Jaksa Agung Muda Pidana Khusus (Jampidsus) Ali Mukartono (tengah) memberikan keterangan pers di Kejaksaan Agung, Jakarta, Selasa (8/9/2020) (ANTARA FOTO/M Risyal Hidayat)

Revisi UU Kejaksaan menjadi sorotan karena ada perluasan wewenang bagi jaksa, yakni bertindak dalam fungsi penyelidikan dan penuntutan sebagaimana tertulis di Pasal 1 Ayat (1).

Dalam Pasal 1 Ayat (1) RUU Kejaksaan disebutkan bahwa jaksa adalah pejabat yang diberi wewenang oleh UU untuk bertindak dalam fungsi penyelidikan dan penyidikan, penuntutan, pelaksana putusan pengadilan, pemberian jasa hukum, penyelesaian sengketa di luar pengadilan, dan pengacara negara serta wewenang lain berdasarkan UU.

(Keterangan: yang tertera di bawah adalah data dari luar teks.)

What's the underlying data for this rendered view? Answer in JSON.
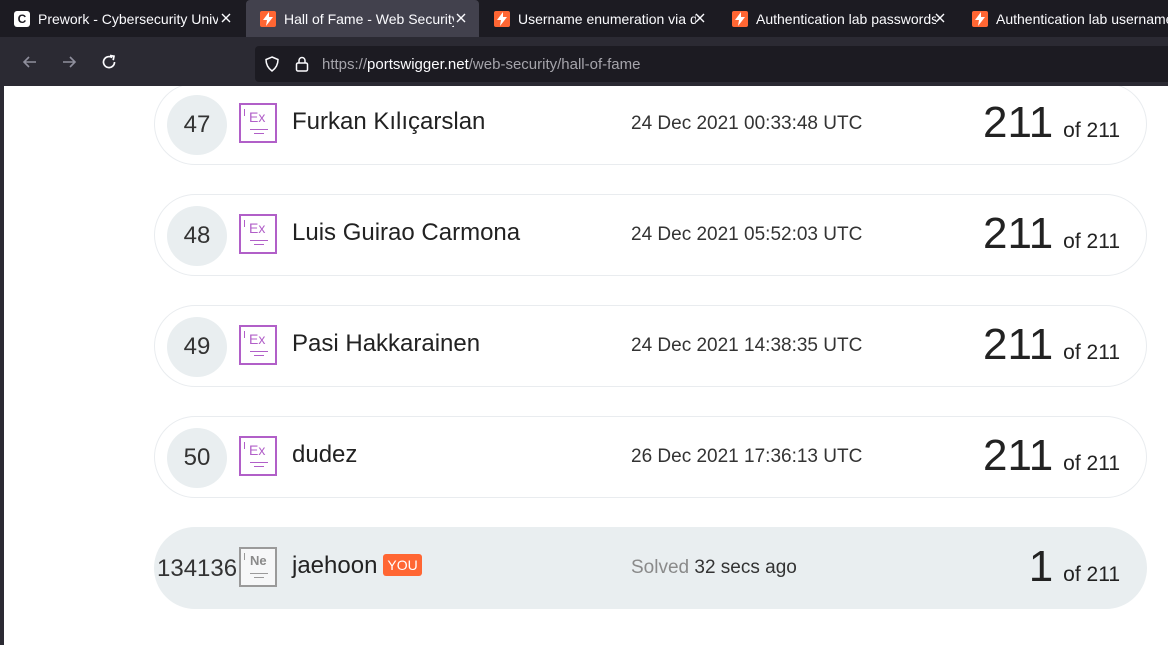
{
  "browser": {
    "tabs": [
      {
        "title": "Prework - Cybersecurity Univers",
        "favicon": "c-logo-icon",
        "active": false
      },
      {
        "title": "Hall of Fame - Web Security Ac",
        "favicon": "portswigger-icon",
        "active": true
      },
      {
        "title": "Username enumeration via diff",
        "favicon": "portswigger-icon",
        "active": false
      },
      {
        "title": "Authentication lab passwords |",
        "favicon": "portswigger-icon",
        "active": false
      },
      {
        "title": "Authentication lab usernames",
        "favicon": "portswigger-icon",
        "active": false
      }
    ],
    "url": {
      "scheme": "https://",
      "host": "portswigger.net",
      "path": "/web-security/hall-of-fame"
    }
  },
  "leaderboard": {
    "rows": [
      {
        "rank": "47",
        "badge": "Ex",
        "name": "Furkan Kılıçarslan",
        "date": "24 Dec 2021 00:33:48 UTC",
        "score": "211",
        "of": "of 211"
      },
      {
        "rank": "48",
        "badge": "Ex",
        "name": "Luis Guirao Carmona",
        "date": "24 Dec 2021 05:52:03 UTC",
        "score": "211",
        "of": "of 211"
      },
      {
        "rank": "49",
        "badge": "Ex",
        "name": "Pasi Hakkarainen",
        "date": "24 Dec 2021 14:38:35 UTC",
        "score": "211",
        "of": "of 211"
      },
      {
        "rank": "50",
        "badge": "Ex",
        "name": "dudez",
        "date": "26 Dec 2021 17:36:13 UTC",
        "score": "211",
        "of": "of 211"
      }
    ],
    "you": {
      "rank": "134136",
      "badge": "Ne",
      "name": "jaehoon",
      "tag": "YOU",
      "solved_label": "Solved",
      "solved_time": "32 secs ago",
      "score": "1",
      "of": "of 211"
    }
  },
  "colors": {
    "expert_badge": "#b15fc8",
    "you_tag": "#ff6633",
    "you_row_bg": "#e9eef0"
  }
}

Menurut dia, kewenangan jaksa sebagai penyidik harus dibatasi dan diletakkan pada proporsinya, yakni hanya menangani perkara tindak pidana tertentu saja.

Selain polisi, katanya, selama ini penyidikan juga bisa dilakukan oleh PPNS atau penyidik PNS Komisi Pemberantasan Korupsi (KPK).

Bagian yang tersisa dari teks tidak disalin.